Parmi d’autres, la fleur s’exhalait d’un troène,
Suave – un blanc de neige ! –, entre les violettes.
Un berger s’y trouvait qui la cueillit, disant :
« Elle a sa place aussi dans tes cheveux, Jeunesse ! »
Au contact de la main virginale, la fleur
Devint rouge, cédant sa couleur primitive.
Oh ! l’évidente cause : aussitôt sur la fleur
Est passé le vermeil du visage divin. 

*

Des jasmins consumaient un blanc minois de fille
– Le sommeil éternel pesait à ses yeux clairs.
Déjà le feu funèbre entrait dans le corps pâle,
La flamme sacrilège atrocement bruissait.

Vénus la Belle, assise en sa nue éthérée,
Observant ce forfait, fit entendre ces mots :
« On pourrait donc brûler, martyriser des membres
Divins ? Jasmins, ce monde en perdrait la mémoire ? »

À peine eut-elle dit : flammes et flamboiements
Quittèrent aussitôt, tous, le bûcher ardent.
– Lors, une fleur d’argent rompit le gazon noir,
Pour de sa marque triste ajouter au sépulcre.

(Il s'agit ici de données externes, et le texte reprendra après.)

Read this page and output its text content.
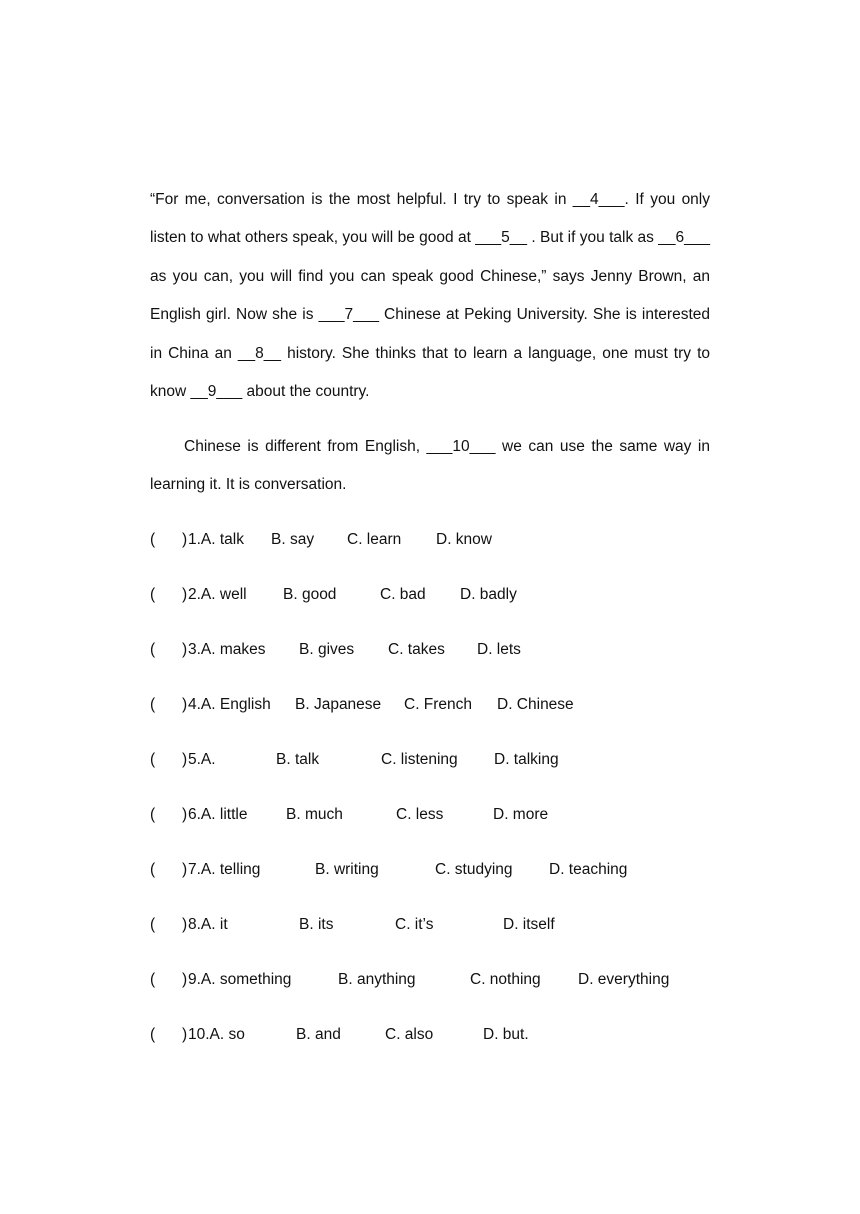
“For me, conversation is the most helpful. I try to speak in __4___. If you only listen to what others speak, you will be good at ___5__ . But if you talk as __6___ as you can, you will find you can speak good Chinese,” says Jenny Brown, an English girl. Now she is ___7___ Chinese at Peking University. She is interested in China an __8__ history. She thinks that to learn a language, one must try to know __9___ about the country.

Chinese is different from English, ___10___ we can use the same way in learning it. It is conversation.

( ) 1.A. talk B. say C. learn D. know
( ) 2.A. well B. good	C. bad D. badly
( ) 3.A. makes B. gives C. takes D. lets
( ) 4.A. English B. Japanese C. French D. Chinese
( ) 5.A.	B. talk	C. listening D. talking
( ) 6.A. little B. much	C. less	D. more
( ) 7.A. telling	B. writing	C. studying D. teaching
( ) 8.A. it	B. its	C. it’s	D. itself
( ) 9.A. something	B. anything	C. nothing D. everything
( ) 10.A. so	B. and	C. also	D. but.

Forte Jovis luco Dryadum comitante caterva
Pulchra vagabatur Cynthia dulce canens.
Flos varios inter flores violasque ligustri
Spirabat mollis, candidiorque nive.
Hunc carpsit pastor, qui forte adstabat, et (inquit)
“Hoc quoque digneris nectere virgo comas.”
Pollice virgineo contacto purpura florem
Infecit, fugit qui fuit ante color.
In promptu causa est: nam florem protinus illum
Divino tinxit sparsus ab ore rubor.

*

Candida tabuerant jasmines ora puellae,
Presserat aeternus lumina clara sopor.
Jam face funerea niveos invaserat artus,
Et dabat horribiles impia flamma sonos.

Aetherio tum forte sedens Venus aurea nimbo,
Dum spectat facinus, talibus orsa loqui :
“Divina heu poterunt tam dira incendia membra
Carpere? Jasmines, immemor orbis erit?”

Vix ea dicta dedit, flammae cum protinus omnes
Ardentemque ignes deseruere rogum.
Cespite prorupit tunc flos argenteus atro,
Tristi ne careant haec monumenta nota.

(in Carmina illustrium poetarum italorum tomus nonus [1722] pp. 23, 17)


Ces traductions originales, dues à Lionel-Édouard Martin, relèvent du droit de la propriété intellectuelle. Il est permis de les diffuser, à la condition expresse que le nom du traducteur soit clairement indiqué.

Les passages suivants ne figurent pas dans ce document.